The Natural Selection of Language Errors Skip to main content

The Natural Selection of Language Errors

“Why do some language errors catch on and become permanent while others vanish without a trace?” 

PROVO, Utah (November 14, 2019)—Professor Jeff Turley, Spanish & Portuguese department chair, gave this year’s James L. Barker Lecture. The annual lectureship recognizes exemplary work in linguistic studies. Turley’s remarks were geared toward common language errors and their adaptability into general language usage.

Turley commented that language mistakes often result due to either innocence or ignorance. For example, children who misunderstand words and use similar, funny alternatives are regarded with patience. Educated speakers understand that children typically do not have an in-depth knowledge of language yet but will acquire knowledge with time. So, these errors are born of innocence.

Because we see innocent mistakes as humorous, Turley noted, we disregard their validity in a language. “Eggcorns,” words or phrases incorrectly used for other words or phrases that are similar and logical; “Hobson-Jobsons,” outlandish English interpretations of foreign language words; and “mondegreens,” logical misheard phrases (often from songs and poems), are three examples of language errors that make the unfamiliar more familiar but are not taken seriously enough to effect a lasting change in language.

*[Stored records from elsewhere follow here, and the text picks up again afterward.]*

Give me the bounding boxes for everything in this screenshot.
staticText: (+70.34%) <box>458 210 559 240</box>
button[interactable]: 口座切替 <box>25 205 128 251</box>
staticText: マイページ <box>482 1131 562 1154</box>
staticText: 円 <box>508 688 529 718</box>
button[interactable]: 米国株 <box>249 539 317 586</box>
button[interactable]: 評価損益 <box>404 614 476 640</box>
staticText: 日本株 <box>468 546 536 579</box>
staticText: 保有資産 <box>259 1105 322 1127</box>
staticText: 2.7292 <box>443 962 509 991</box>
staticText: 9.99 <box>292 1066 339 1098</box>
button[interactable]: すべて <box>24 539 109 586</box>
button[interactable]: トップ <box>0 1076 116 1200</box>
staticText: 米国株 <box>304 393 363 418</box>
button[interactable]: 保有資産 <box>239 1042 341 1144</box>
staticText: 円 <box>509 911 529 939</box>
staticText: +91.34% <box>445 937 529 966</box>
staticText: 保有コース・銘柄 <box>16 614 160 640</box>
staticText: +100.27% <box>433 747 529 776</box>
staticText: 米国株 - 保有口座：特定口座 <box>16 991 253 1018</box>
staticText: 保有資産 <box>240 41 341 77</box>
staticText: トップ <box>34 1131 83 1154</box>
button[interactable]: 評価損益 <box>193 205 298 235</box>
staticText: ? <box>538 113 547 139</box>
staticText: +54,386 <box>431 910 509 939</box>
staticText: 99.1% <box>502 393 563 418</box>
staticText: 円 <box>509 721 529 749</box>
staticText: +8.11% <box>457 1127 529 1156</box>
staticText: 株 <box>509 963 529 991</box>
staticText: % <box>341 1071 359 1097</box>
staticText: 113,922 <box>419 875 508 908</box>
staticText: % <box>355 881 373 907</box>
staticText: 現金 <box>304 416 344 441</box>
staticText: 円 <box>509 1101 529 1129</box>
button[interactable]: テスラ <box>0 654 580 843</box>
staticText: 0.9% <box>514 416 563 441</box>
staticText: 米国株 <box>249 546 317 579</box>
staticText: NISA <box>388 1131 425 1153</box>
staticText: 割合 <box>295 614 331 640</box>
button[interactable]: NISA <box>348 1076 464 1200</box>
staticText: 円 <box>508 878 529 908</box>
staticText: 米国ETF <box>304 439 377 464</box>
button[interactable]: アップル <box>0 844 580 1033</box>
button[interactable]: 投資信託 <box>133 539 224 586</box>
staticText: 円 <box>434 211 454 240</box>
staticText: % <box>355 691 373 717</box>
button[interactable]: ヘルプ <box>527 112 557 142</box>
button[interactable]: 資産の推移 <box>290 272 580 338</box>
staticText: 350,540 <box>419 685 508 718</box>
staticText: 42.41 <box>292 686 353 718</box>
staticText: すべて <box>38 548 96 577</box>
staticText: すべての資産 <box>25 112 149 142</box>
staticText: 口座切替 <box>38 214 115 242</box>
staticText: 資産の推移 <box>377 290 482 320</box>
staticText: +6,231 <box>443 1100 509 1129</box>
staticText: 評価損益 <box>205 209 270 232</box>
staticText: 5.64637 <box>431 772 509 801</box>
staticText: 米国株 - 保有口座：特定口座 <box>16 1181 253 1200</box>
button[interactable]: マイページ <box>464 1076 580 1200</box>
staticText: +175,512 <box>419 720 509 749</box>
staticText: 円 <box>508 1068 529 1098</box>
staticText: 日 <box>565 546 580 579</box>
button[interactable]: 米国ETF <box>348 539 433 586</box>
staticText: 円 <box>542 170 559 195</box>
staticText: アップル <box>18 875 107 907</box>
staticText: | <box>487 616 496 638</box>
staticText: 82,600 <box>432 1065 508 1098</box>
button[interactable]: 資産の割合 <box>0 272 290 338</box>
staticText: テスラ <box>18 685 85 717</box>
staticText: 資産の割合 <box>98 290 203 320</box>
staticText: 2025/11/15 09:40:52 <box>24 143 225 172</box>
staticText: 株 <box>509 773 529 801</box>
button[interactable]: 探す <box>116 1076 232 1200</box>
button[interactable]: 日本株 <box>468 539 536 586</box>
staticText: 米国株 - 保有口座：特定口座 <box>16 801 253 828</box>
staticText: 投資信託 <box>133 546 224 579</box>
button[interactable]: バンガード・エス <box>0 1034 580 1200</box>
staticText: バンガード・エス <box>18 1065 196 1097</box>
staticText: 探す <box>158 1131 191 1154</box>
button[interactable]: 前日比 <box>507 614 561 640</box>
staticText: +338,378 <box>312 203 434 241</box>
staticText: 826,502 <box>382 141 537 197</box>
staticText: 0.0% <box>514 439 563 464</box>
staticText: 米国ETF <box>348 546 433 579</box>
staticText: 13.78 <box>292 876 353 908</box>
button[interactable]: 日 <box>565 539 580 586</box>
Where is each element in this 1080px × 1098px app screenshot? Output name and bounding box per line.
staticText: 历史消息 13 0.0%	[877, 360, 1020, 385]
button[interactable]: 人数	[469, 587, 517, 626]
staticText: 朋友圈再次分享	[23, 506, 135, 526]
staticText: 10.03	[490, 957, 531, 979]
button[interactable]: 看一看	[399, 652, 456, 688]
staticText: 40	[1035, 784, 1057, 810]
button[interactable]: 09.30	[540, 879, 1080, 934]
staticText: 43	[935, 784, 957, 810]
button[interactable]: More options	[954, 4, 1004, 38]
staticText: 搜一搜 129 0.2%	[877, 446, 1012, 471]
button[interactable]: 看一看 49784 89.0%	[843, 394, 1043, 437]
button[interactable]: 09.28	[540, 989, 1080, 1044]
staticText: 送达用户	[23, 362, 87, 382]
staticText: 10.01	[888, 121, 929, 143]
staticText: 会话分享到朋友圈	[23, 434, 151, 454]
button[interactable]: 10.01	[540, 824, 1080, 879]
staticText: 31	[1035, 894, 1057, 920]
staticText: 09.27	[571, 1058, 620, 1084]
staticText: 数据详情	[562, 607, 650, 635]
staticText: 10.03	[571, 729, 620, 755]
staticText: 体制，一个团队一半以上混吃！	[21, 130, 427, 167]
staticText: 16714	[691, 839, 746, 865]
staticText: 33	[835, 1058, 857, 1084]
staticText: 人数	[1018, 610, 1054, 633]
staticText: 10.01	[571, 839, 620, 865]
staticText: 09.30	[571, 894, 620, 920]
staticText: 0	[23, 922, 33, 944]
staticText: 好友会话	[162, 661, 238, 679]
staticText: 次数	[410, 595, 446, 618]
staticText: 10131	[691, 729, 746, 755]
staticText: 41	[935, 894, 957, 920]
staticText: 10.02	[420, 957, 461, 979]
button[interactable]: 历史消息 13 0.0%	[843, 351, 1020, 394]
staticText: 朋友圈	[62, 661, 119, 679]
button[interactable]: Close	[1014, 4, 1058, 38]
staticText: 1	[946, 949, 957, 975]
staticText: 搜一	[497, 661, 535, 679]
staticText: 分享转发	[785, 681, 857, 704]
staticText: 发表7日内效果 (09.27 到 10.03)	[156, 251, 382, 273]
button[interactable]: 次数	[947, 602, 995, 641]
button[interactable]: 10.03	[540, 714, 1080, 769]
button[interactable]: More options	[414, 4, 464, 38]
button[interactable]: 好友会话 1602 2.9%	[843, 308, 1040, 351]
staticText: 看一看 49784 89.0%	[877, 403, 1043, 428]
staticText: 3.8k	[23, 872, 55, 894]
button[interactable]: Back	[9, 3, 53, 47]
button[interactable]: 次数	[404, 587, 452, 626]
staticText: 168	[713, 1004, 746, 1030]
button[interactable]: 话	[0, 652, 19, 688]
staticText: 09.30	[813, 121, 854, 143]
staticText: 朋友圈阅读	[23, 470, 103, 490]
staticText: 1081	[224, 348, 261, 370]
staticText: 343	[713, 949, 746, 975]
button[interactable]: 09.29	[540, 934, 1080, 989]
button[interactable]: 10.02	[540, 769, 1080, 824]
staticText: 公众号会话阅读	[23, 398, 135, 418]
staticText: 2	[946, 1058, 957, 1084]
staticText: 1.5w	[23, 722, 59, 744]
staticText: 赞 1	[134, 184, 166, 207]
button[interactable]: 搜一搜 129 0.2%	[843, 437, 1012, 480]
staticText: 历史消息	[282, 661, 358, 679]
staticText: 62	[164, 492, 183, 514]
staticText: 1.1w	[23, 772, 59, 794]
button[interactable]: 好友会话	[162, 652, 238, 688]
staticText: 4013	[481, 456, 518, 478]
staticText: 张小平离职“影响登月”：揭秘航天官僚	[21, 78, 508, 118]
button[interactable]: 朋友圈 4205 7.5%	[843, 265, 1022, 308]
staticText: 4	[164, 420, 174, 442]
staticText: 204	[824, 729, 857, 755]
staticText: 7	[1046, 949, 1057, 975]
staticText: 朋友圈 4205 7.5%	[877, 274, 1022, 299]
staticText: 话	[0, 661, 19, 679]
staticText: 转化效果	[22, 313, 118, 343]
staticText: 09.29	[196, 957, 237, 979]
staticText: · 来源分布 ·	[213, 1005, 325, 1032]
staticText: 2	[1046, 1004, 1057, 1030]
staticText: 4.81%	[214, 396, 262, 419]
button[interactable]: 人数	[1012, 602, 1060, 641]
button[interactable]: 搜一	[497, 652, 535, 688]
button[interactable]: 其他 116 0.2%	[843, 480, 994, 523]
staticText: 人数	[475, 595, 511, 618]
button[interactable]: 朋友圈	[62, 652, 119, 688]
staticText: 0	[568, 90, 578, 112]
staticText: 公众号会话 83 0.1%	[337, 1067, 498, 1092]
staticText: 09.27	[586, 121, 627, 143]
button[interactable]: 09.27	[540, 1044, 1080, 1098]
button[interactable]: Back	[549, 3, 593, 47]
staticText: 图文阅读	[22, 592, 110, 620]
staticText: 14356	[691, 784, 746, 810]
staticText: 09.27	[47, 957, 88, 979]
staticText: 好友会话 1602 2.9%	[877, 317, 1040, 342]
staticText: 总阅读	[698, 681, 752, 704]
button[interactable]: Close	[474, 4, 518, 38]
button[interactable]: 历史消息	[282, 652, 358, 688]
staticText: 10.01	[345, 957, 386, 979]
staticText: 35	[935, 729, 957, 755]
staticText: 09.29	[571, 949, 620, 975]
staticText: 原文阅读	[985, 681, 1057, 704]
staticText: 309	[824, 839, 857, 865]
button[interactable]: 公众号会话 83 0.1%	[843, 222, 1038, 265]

Language flubs made by educated speakers, however, are not usually received with the same attitude. When an adult speaker makes ignorant, linguistic errors it is often regarded as annoying. However, Turley made the distinction that mistakes made from “excusable ignorance” often have a lasting effect on language.

These excusably ignorant mistakes lay the groundwork for folk etymologies, or language mistakes that provide a logical replacement for a confusing piece of language; it occurs to many people in many places that a certain linguistic element is better off replaced by another more familiar one.

Turley gave the example of the Hindi word sīrsakar. The word originally denoted a striped, puckered cotton fabric and entered the English vocabulary in the 18th century. Because they were not familiar with the Hindi language, English speakers began to refer to the fabric as seersucker, “even though the fabric had nothing to do with seers or suckers,” because it was a logical, recognizable replacement for the foreign term.

Folk etymologies lead to permanent change in a language, Turley concluded, because “they take something that’s incomprehensible and they fix it, they supply a reasonable error.”